The escalators at the 16th Street BART station have gone bust again, but this time human excrement isn’t to blame for the 36 days and counting that the stairs have been stilled.

Old age was the culprit, according to an email from Robert Cotton, BART’s power and mechanical section manager. The 40-something-year-old gearbox had leaky seals and was laid to rest on August 27.

The escalator is scheduled to be resurrected on October 4.

Like a transmission in a car — only bigger — the gearbox sits next to the motor under the “hood” of the escalator, where it controls the movement of gears with chains looped around them.

The motor turns the gears, which rotates the chains that in turn make the steps go round. And, similar to the transmission fluid needed to make a car switch gears, escalator gearboxes have seals and gaskets containing fluids that lubricate the gears to move the chains. Over time, leaky gearbox seals may destroy the gears, ultimately shutting down all movement.

How an escalator works. Diagram by  Electrical Know-How

The components of an escalator. Diagram by Electrical Know-How

Lindsey Pettis, station agent of eight years who is one of the first to put in requests for maintenance, says escalator shutdowns that frequently plague BART can often be fixed in 30 minutes.

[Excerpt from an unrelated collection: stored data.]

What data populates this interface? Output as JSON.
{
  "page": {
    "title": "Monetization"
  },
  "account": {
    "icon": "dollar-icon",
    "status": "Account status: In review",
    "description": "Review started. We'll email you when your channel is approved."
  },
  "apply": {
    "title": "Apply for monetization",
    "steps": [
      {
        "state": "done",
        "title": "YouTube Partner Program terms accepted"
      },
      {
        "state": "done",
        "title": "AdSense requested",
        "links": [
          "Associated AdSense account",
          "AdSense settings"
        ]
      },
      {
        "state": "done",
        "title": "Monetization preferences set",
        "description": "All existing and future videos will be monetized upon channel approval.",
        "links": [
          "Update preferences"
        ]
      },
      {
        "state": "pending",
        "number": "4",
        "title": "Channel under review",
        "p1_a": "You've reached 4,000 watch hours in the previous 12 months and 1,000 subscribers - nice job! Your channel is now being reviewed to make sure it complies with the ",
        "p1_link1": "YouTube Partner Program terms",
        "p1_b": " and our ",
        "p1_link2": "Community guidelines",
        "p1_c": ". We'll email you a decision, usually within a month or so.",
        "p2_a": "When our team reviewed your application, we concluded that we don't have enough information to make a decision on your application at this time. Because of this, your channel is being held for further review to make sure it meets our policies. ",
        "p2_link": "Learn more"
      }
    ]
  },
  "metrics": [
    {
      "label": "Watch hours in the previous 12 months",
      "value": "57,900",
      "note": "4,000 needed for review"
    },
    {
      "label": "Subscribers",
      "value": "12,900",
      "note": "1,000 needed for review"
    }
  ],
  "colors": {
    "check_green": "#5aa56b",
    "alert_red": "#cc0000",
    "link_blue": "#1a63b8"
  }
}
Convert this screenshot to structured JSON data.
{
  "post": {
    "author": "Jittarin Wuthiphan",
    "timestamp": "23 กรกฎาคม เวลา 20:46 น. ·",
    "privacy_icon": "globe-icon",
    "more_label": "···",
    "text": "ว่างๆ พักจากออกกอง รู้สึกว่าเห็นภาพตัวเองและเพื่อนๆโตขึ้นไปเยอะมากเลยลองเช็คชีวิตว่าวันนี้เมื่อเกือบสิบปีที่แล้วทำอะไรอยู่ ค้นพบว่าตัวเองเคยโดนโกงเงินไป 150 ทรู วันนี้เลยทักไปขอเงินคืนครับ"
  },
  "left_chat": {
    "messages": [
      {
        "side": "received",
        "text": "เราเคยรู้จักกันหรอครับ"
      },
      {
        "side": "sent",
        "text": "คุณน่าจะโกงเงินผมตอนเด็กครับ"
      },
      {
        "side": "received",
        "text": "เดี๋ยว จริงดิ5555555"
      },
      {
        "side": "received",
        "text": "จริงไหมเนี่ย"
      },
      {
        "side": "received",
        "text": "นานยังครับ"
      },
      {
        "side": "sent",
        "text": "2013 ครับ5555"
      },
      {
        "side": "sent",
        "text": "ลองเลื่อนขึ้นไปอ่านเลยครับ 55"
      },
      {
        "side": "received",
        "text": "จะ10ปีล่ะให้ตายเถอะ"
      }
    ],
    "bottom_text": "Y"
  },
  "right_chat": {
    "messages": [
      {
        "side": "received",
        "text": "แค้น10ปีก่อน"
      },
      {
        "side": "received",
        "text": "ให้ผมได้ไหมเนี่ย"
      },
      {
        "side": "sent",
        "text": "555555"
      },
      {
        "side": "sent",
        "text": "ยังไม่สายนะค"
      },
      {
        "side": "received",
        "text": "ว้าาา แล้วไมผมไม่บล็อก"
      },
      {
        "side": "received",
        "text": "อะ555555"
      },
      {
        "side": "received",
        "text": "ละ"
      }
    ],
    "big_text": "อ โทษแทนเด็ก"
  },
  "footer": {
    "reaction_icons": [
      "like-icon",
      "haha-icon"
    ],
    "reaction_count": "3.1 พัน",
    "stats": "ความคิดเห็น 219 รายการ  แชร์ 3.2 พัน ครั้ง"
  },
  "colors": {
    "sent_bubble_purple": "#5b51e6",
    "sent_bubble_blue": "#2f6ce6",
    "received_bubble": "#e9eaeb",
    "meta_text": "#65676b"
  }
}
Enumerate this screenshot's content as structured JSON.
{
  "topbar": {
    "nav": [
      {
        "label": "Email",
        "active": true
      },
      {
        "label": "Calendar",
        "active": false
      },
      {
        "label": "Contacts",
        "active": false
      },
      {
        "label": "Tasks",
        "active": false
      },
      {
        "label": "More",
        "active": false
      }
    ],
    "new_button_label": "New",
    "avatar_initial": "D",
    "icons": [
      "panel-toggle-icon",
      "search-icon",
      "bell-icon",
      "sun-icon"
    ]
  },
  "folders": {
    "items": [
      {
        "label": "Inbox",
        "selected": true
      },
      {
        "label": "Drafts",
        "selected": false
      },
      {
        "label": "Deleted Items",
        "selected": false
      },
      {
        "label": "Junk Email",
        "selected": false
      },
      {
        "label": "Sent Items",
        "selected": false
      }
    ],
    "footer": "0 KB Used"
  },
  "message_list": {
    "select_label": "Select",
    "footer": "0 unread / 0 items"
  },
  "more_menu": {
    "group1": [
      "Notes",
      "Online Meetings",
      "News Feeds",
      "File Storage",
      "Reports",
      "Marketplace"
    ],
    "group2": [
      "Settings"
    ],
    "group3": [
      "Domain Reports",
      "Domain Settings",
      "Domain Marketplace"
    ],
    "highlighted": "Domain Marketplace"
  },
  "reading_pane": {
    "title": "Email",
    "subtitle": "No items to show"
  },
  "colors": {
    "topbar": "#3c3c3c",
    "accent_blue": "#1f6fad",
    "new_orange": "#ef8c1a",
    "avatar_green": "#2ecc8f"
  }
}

Repairing gearboxes is a whole different story, according to Cotton. “Removing [gearboxes] is very difficult, and then the actual repair has to be done in a certain way. Setting up gears is a precise effort.”

Getting parts added to the delay. Cotton and his team have been waiting on rush-ordered parts and some special orders, which can take up to 10 weeks.

In the meantime, Pettis will continue to be a daily sounding board as people shout out their escalator woes when darting towards the platform stairs, or take a moment to personally discuss the issue with him and file a complaint via BART’s comment cards that his supervisor picks up daily.

“In the morning, when people are rushing to work and the escalator is out, that’s when we get tons of complaints,” Pettis says.